Muhammad Tayyab Shabbir - Founder, Avvale
Muhammad Tayyab Shabbir
Founder & Lead Consultant, Avvale

Tayyab has over 7 years of startup consulting experience and has helped launch 300+ businesses across 30 countries. He co-authored a book taught at University College London, where he earned both his undergraduate and postgraduate degrees in Theoretical Physics. He personally reviews every bespoke business plan before delivery.

Frequently Asked Questions

How much does it cost to start an alfalfa farming business?
A realistic startup budget is about $155,000 to $620,000 in the US or GBP95,000 to GBP410,000 in the UK when the plan includes land access, stand establishment, machinery access, irrigation, storage, insurance and one crop year of working capital. A smaller leased-acreage start can sit below that range if the operator contracts mowing and baling, but the plan still needs cash for seed, inoculant, soil amendments, forage testing, storage and transport.
Is alfalfa farming profitable?
It can be profitable when yield, quality grade, storage loss and buyer mix are managed together. A 160-acre irrigated farm producing 5 tons per acre and selling at $205 per ton would generate about $164,000 of crop revenue before any trucking or storage services. Net margin usually depends less on a single headline hay price and more on machinery utilization, weather risk, forward contracts, and whether the farm sells commodity, dairy-quality, equine or organic hay.
How many tons of alfalfa can you get per acre?
US yields vary by region and water access, while UK lucerne guidance from AHDB uses 12 tonnes of dry matter per hectare as a strong example for suitable sites. For business planning, many farms model 3 to 6 tons per acre for dry hay in the US, then stress test lower yields for establishment year, drought, pest pressure and delayed cutting. The plan should show yield by cutting, not just annual average.
What equipment do you need for alfalfa farming?
The core list is a tractor, drill or planting contractor, mower-conditioner, rake, baler, bale handling equipment, moisture tester, storage space, and transport. Many startups should contract mowing or baling at first and spend capital on soil correction, water access, forage testing and barn storage, because quality loss can cost more than custom-hire fees.
Do you need a licence to grow and sell alfalfa hay?
Usually the crop itself does not require a special crop licence, but the operating plan may trigger pesticide, water, organic, vehicle, employment and tax requirements. In the US, restricted use pesticides require certification under EPA and state rules.
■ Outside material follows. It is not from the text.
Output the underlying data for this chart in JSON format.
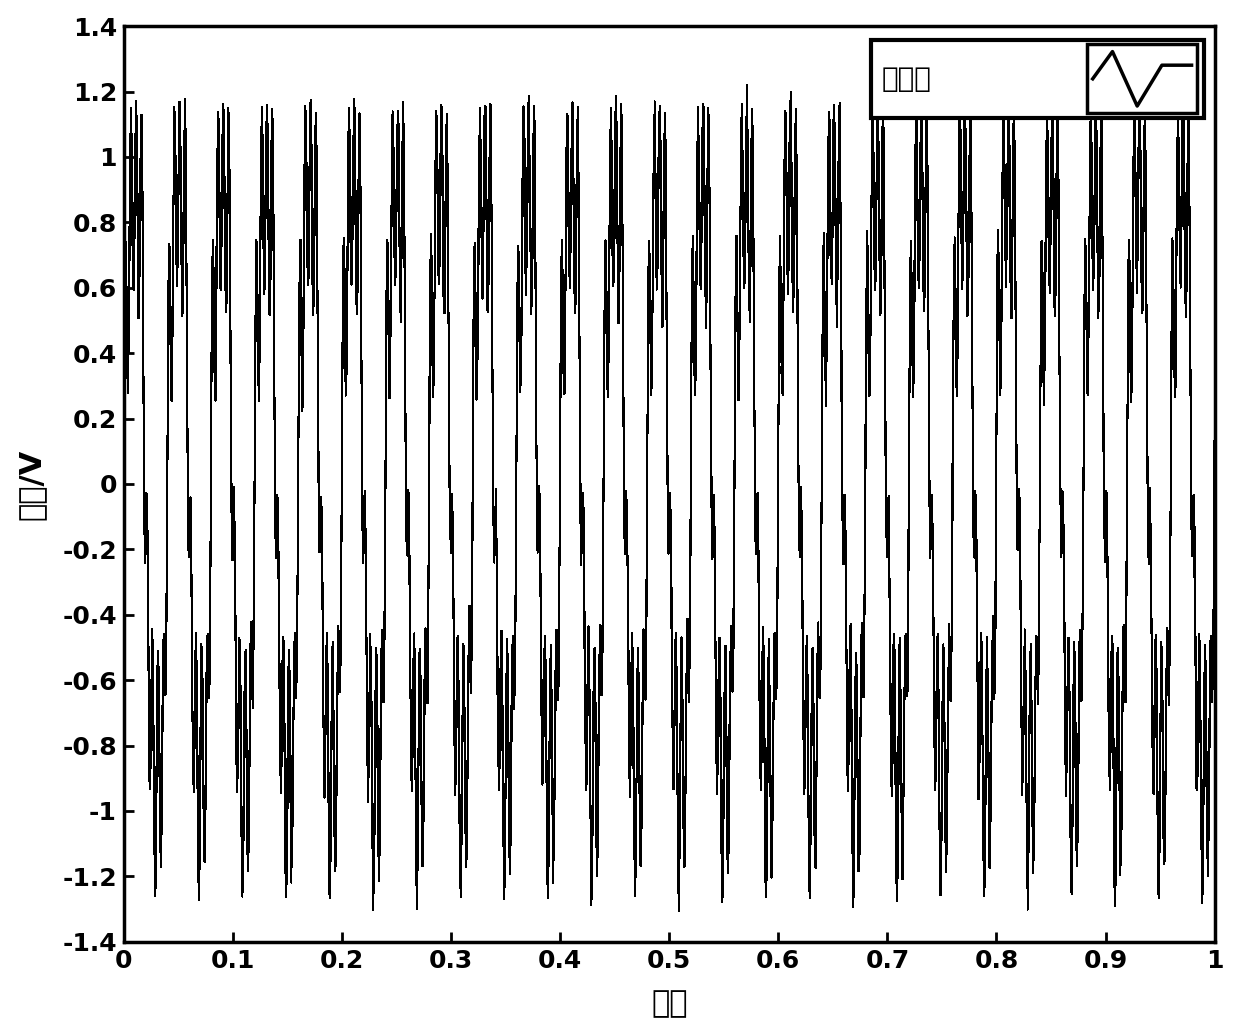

In England, taking more than 20 cubic metres of water per day is likely to need an Environment Agency abstraction licence, and professional pesticide spraying can require a Certificate of Competence.
What should an alfalfa farming business plan include for a lender?
A lender needs acreage control, soil and water evidence, machinery ownership or contractor agreements, yield assumptions by cutting, buyer contracts or letters of intent, storage and quality controls, crop insurance approach, startup budget, repayment source and downside cases. The strongest plans connect the funding ask to specific assets such as irrigation work, baling equipment, barn storage or working capital for the first crop year.
Who buys alfalfa hay from a new farm?
The main buyer groups are dairies, beef producers, horse barns, feed stores, exporters, hay brokers and livestock operations that want tested forage. Dairy buyers often care about protein, relative feed value and consistent truckloads. Equine buyers care about mold, dust, blister beetle risk in some regions, bale handling, cutting, storage and clear forage analysis.